SAN ANTONIO -- CUNA Mutual Group President/CEO Jeff Post didn't wear a hooded black robe during his speech on the economy at the NASCUS State System Summit.
However, given the bleak assessment of the economy that he gave, one might forgive people for thinking of him as the grim reaper.
"We're clearly not in a recovery, and we face the potential risk of the economy declining before it fully stabilizes," Post said. "I believe we're entering a new economy-one that will not have the type of growth or accumulation of wealth we've seen in previous decades. I also believe it's very important to have our eyes wide open for the future. In times of great challenge, there are also opportunities to improve, differentiate and gain market share."

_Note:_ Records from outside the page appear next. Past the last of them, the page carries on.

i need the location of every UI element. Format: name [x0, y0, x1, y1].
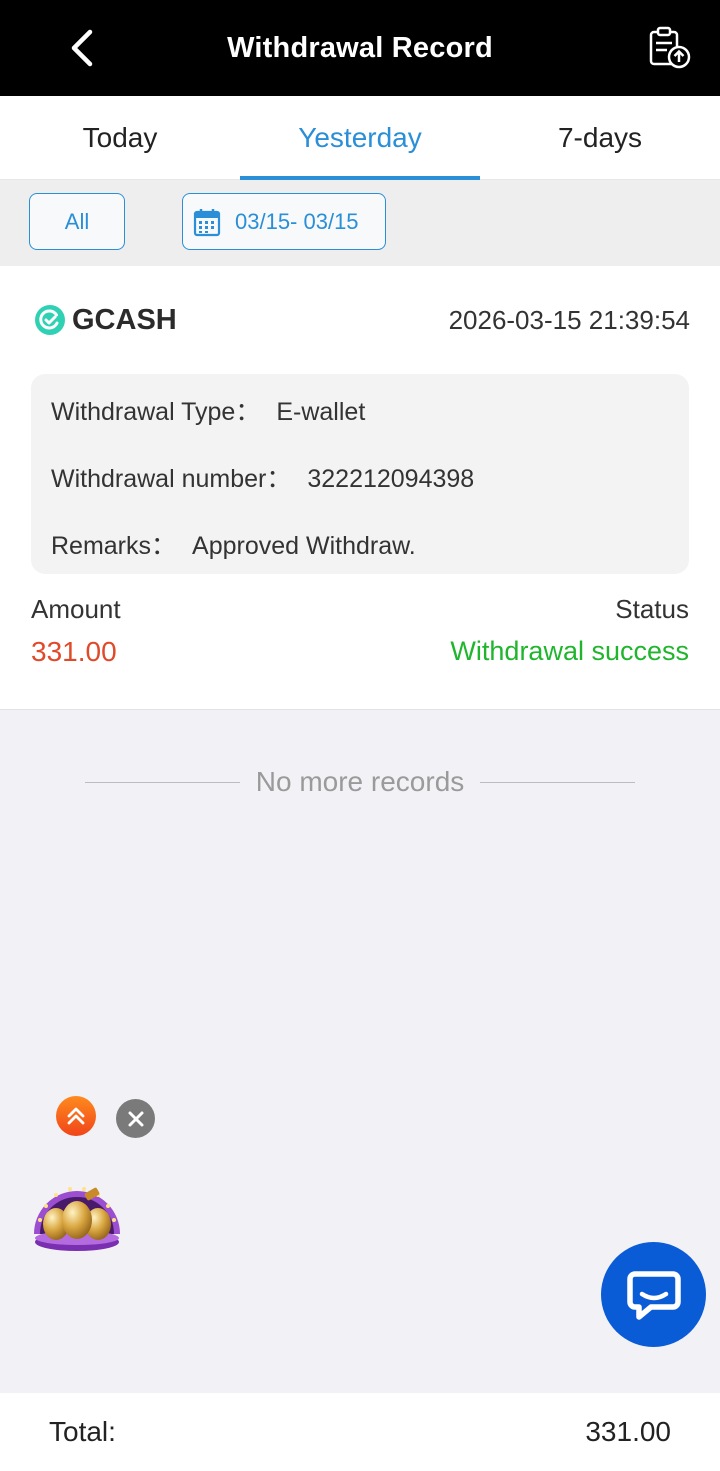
record-datetime: 2026-03-15 21:39:54	[448, 304, 690, 335]
close-icon	[128, 1111, 143, 1126]
tab-today[interactable]: Today	[0, 96, 240, 179]
date-tabs: Today Yesterday 7-days	[0, 96, 720, 180]
divider-left	[85, 781, 240, 783]
calendar-icon	[193, 207, 221, 237]
page-title: Withdrawal Record	[227, 31, 493, 64]
divider-right	[480, 781, 636, 783]
records-button[interactable]	[644, 24, 696, 72]
date-range-label: 03/15- 03/15	[235, 208, 359, 234]
payment-method: GCASH	[34, 304, 177, 337]
tab-7-days[interactable]: 7-days	[480, 96, 720, 179]
chevron-left-icon	[71, 29, 93, 67]
record-details: Withdrawal Type： E-wallet Withdrawal numb…	[31, 374, 689, 574]
withdrawal-number-value: 322212094398	[307, 465, 475, 493]
record-header: GCASH 2026-03-15 21:39:54	[34, 302, 690, 338]
chat-icon	[626, 1270, 681, 1320]
amount-label: Amount	[31, 594, 121, 624]
filter-bar: All 03/15- 03/15	[0, 180, 720, 266]
withdrawal-number-row: Withdrawal number： 322212094398	[51, 459, 474, 495]
gcash-logo-icon	[34, 304, 66, 336]
scroll-top-button[interactable]	[56, 1096, 96, 1136]
withdrawal-record-card[interactable]: GCASH 2026-03-15 21:39:54 Withdrawal Typ…	[0, 266, 720, 710]
payment-method-name: GCASH	[72, 303, 177, 336]
close-promo-button[interactable]	[116, 1099, 155, 1138]
remarks-label: Remarks：	[51, 532, 177, 560]
date-range-button[interactable]: 03/15- 03/15	[182, 193, 386, 250]
list-end-indicator: No more records	[85, 762, 636, 802]
back-button[interactable]	[58, 24, 106, 72]
filter-all-button[interactable]: All	[29, 193, 125, 250]
double-chevron-up-icon	[67, 1107, 85, 1125]
total-label: Total:	[49, 1416, 116, 1447]
withdrawal-type-row: Withdrawal Type： E-wallet	[51, 392, 365, 428]
status-value: Withdrawal success	[450, 636, 689, 666]
clipboard-upload-icon	[649, 26, 691, 69]
withdrawal-type-label: Withdrawal Type：	[51, 398, 261, 426]
top-bar: Withdrawal Record	[0, 0, 720, 96]
status-label: Status	[615, 594, 689, 624]
customer-support-button[interactable]	[601, 1242, 706, 1347]
remarks-row: Remarks： Approved Withdraw.	[51, 526, 416, 562]
tab-yesterday[interactable]: Yesterday	[240, 96, 480, 180]
amount-value: 331.00	[31, 636, 117, 667]
withdrawal-type-value: E-wallet	[276, 398, 366, 426]
total-value: 331.00	[585, 1416, 671, 1447]
withdrawal-number-label: Withdrawal number：	[51, 465, 292, 493]
list-end-text: No more records	[255, 766, 465, 797]
remarks-value: Approved Withdraw.	[192, 532, 416, 560]
golden-egg-promo-icon[interactable]	[30, 1172, 124, 1258]
total-bar: Total: 331.00	[0, 1393, 720, 1471]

Post said one of the reasons that the economy is still sluggish is because people aren't spending enough money to generate more growth. He noted that consumer debt now represents 120% of personal income, down from 130% last year. While that is healthy for individuals, it's not great for businesses that need additional sales so their bottom lines improve and they can hire more employees. He also noted that $1.3 trillion of consumer debt is delinquent.
Post said although the official unemployment rate is 9.6%, that statistic is misleading because it doesn't count those who have stopped looking. He added that the real unemployment rate is between 10% and 20%, and the economy can't really be considered to have recovered until that figure declines considerably because "there is no such thing as a jobless recovery."
He also said the trends in housing are worrisome, especially the fact that during the second quarter, 14% of people were delinquent on their mortgages and as of July the pace of home sales was the slowest in six and a half years.
Post noted that the situation is even bleaker in some states and cited the fact that 65% of all mortgages in Nevada are underwater.
The dismal housing market is also making it harder for some people to use home equity to fund their retirement, he pointed out.
Post said while he feels better about the economy than he did in 2008 and 2009, "I am clearly not bullish." He said the uncertainty about future tax rates and health care costs are causing businesses to be cautious about spending money on big-ticket items and to hire new people.
But his speech wasn't all negative. Post explained how credit unions can take advantage of the nation's economic difficulties by using this time to reevaluate how they do businesses and prepare themselves for better times ahead.
"This is a great opportunity to clarify your strategy and what sets you apart. Now is the time to improve by leveraging your strengths and reducing costs in areas where you don't differentiate," he said.